BOSETU noted that the pandemic has in large scales found its way into most of the school environments, as in thus far more than 50 schools have been affected by COVID-19. The Union says this is quite a worrying phenomenon.
“As we indicated before when we queried that schools were not ready for re-opening, it has now come to pass that our fears were not far-fetched. This goes out to tell that there is deficiency in our schools when it comes to putting in place preventative protocols. In our schools, hygiene is compromised by mere absence of sanitizers, few hand-washing stations, absence of social distancing in classes,” the Union leader said.

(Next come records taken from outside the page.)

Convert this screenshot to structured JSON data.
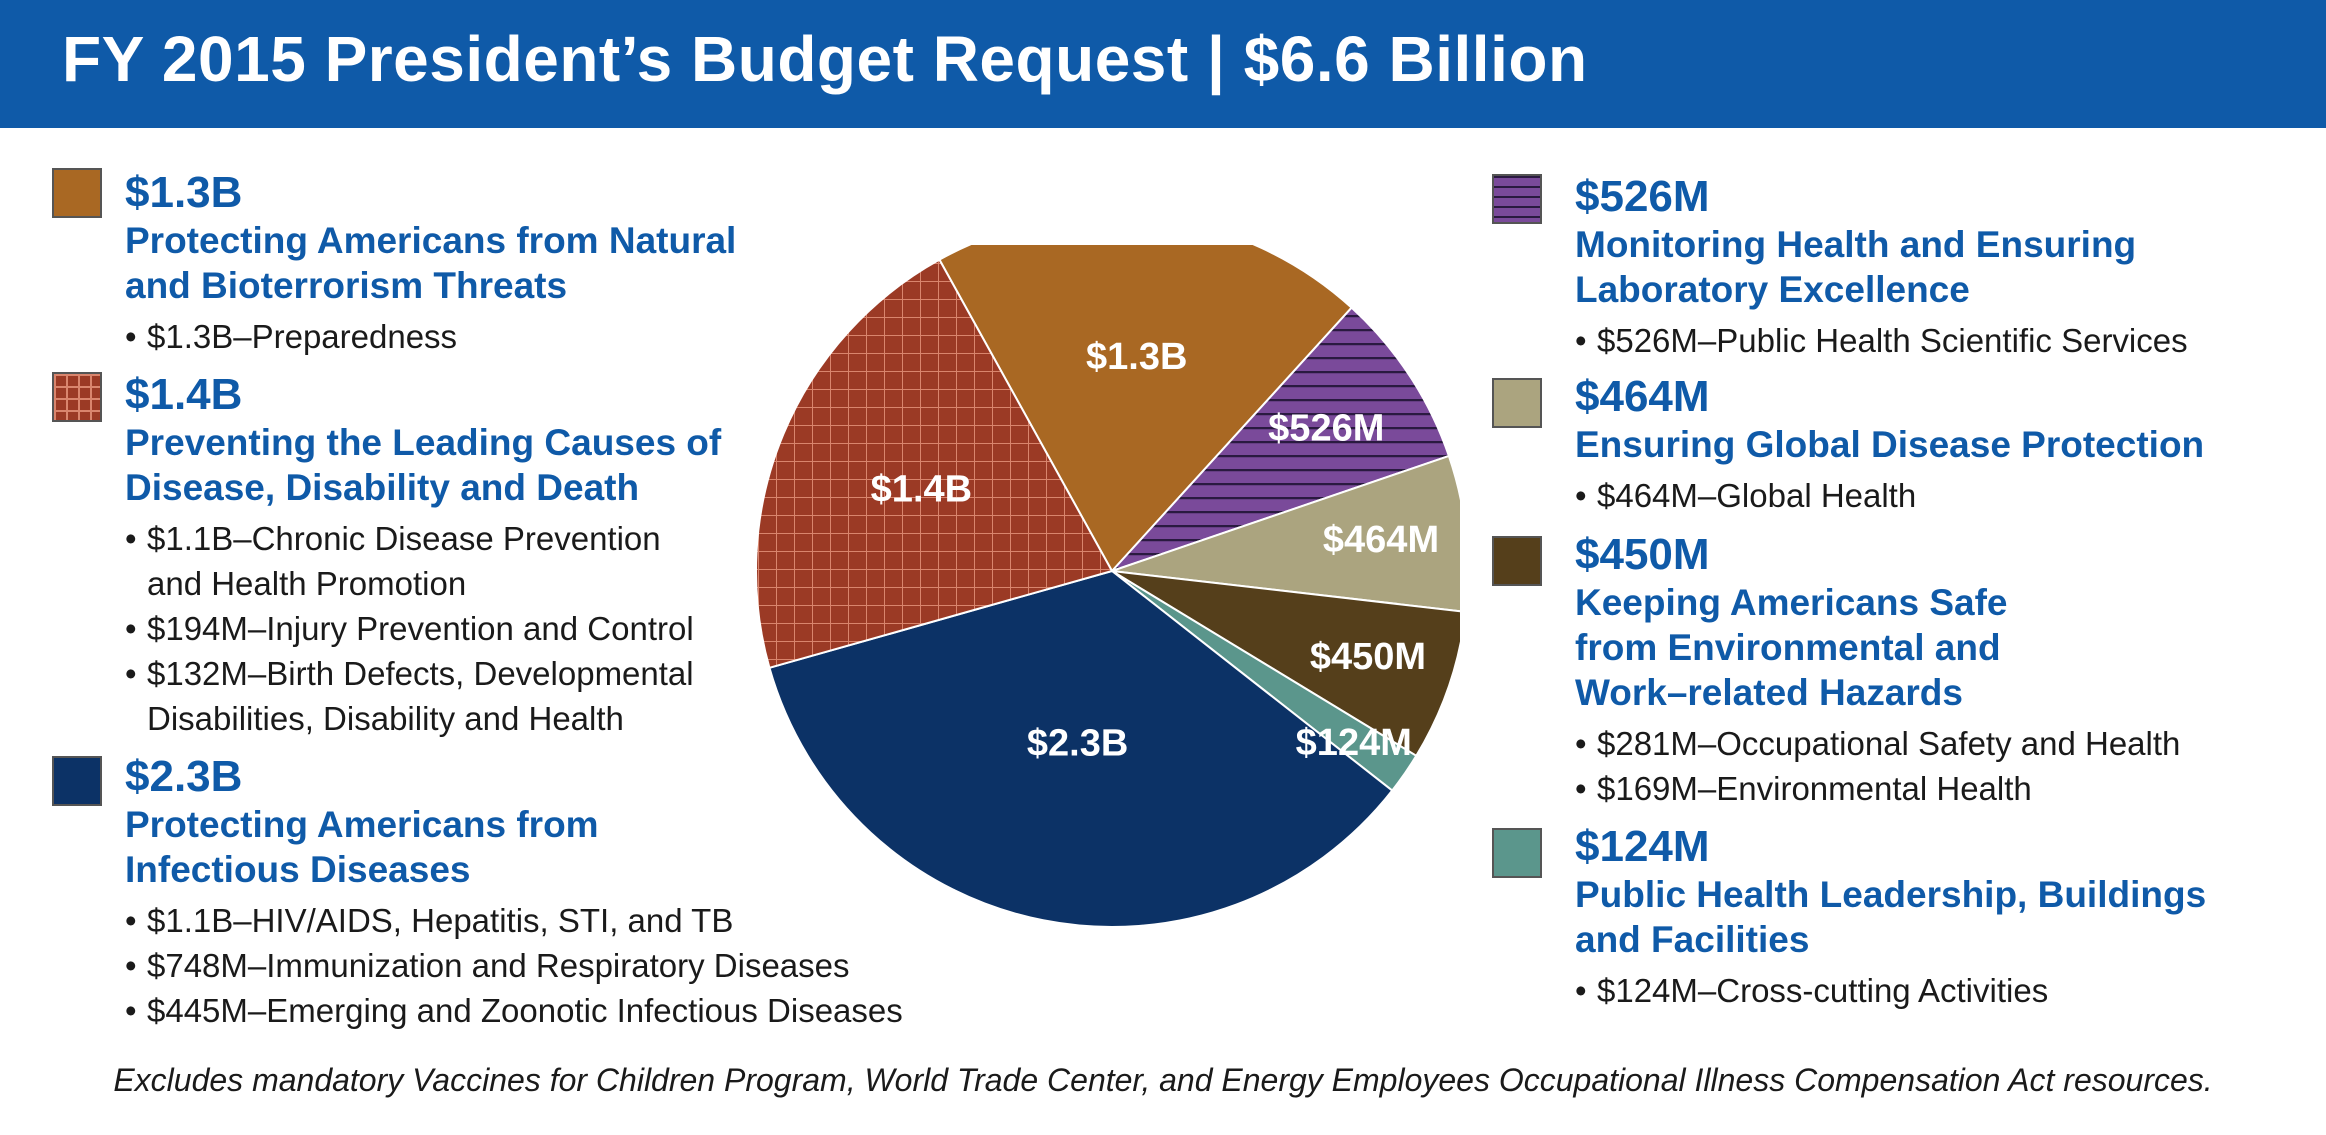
{
  "title": "FY 2015 President’s Budget Request | $6.6 Billion",
  "footnote": "Excludes mandatory Vaccines for Children Program, World Trade Center, and Energy Employees Occupational Illness Compensation Act resources.",
  "legend": [
    {
      "amount": "$1.3B",
      "heading": "Protecting Americans from Natural and Bioterrorism Threats",
      "items": [
        "$1.3B–Preparedness"
      ],
      "color": "#a96823",
      "pattern": "solid"
    },
    {
      "amount": "$1.4B",
      "heading": "Preventing the Leading Causes of Disease, Disability and Death",
      "items": [
        "$1.1B–Chronic Disease Prevention and Health Promotion",
        "$194M–Injury Prevention and Control",
        "$132M–Birth Defects, Developmental Disabilities, Disability and Health"
      ],
      "color": "#9b3a25",
      "pattern": "grid"
    },
    {
      "amount": "$2.3B",
      "heading": "Protecting Americans from Infectious Diseases",
      "items": [
        "$1.1B–HIV/AIDS, Hepatitis, STI, and TB",
        "$748M–Immunization and Respiratory Diseases",
        "$445M–Emerging and Zoonotic Infectious Diseases"
      ],
      "color": "#0c3266",
      "pattern": "solid"
    },
    {
      "amount": "$526M",
      "heading": "Monitoring Health and Ensuring Laboratory Excellence",
      "items": [
        "$526M–Public Health Scientific Services"
      ],
      "color": "#7a4a9a",
      "pattern": "lines"
    },
    {
      "amount": "$464M",
      "heading": "Ensuring Global Disease Protection",
      "items": [
        "$464M–Global Health"
      ],
      "color": "#aba47f",
      "pattern": "solid"
    },
    {
      "amount": "$450M",
      "heading": "Keeping Americans Safe from Environmental and Work–related Hazards",
      "items": [
        "$281M–Occupational Safety and Health",
        "$169M–Environmental Health"
      ],
      "color": "#553f1b",
      "pattern": "solid"
    },
    {
      "amount": "$124M",
      "heading": "Public Health Leadership, Buildings and Facilities",
      "items": [
        "$124M–Cross-cutting Activities"
      ],
      "color": "#5b968c",
      "pattern": "solid"
    }
  ],
  "chart_data": {
    "type": "pie",
    "title": "FY 2015 President’s Budget Request | $6.6 Billion",
    "slices": [
      {
        "label": "$1.3B",
        "value": 1300,
        "color": "#a96823",
        "pattern": "solid"
      },
      {
        "label": "$526M",
        "value": 526,
        "color": "#7a4a9a",
        "pattern": "lines"
      },
      {
        "label": "$464M",
        "value": 464,
        "color": "#aba47f",
        "pattern": "solid"
      },
      {
        "label": "$450M",
        "value": 450,
        "color": "#553f1b",
        "pattern": "solid"
      },
      {
        "label": "$124M",
        "value": 124,
        "color": "#5b968c",
        "pattern": "solid"
      },
      {
        "label": "$2.3B",
        "value": 2300,
        "color": "#0c3266",
        "pattern": "solid"
      },
      {
        "label": "$1.4B",
        "value": 1400,
        "color": "#9b3a25",
        "pattern": "grid"
      }
    ],
    "units": "USD millions",
    "start_angle_deg": 331,
    "direction": "clockwise"
  }
}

Furthermore, Radikolo stressed that the shifting system drastically increased the workload for teachers especially in secondary schools. He says teachers in these schools experience very high loads to an extent that some of them end up teaching up to sixty four periods per week, adding that this has not only fatigued teachers, but has also negatively affected their performance and the quality of teaching.
In what the Union sees as failure to uphold and honour collective agreements by government, owing to the shift system introduced at primary schools, government is still in some instances refusing to honour an agreement with the Unions to hire more teachers to take up the extra classes.
“BOSETU notes with disgruntlement the use of pre-school teachers to teach in the mainstream schools with due regard for their specific areas of training and their job descriptions. This in our view is a variation of the terms of employment of the said teachers,” says Radikolo.
The Union has called on government to forthwith remedy this situation and hire more teachers to alleviate this otherwise unhealthy situation. BOSETU also expressed concerns of some school administrators who continuously run institutions with iron fists and in a totalitarian way.
“We have a few such hot spot schools which the Union has brought to attention the Ministry officials such as Maoka JSS, Artesia JSS, and Dukwi JSS. We are worried that the Ministry becomes sluggish in taking action against such errant school administration. In instances where action is taken, such school administrators are transferred and rotated around schools.”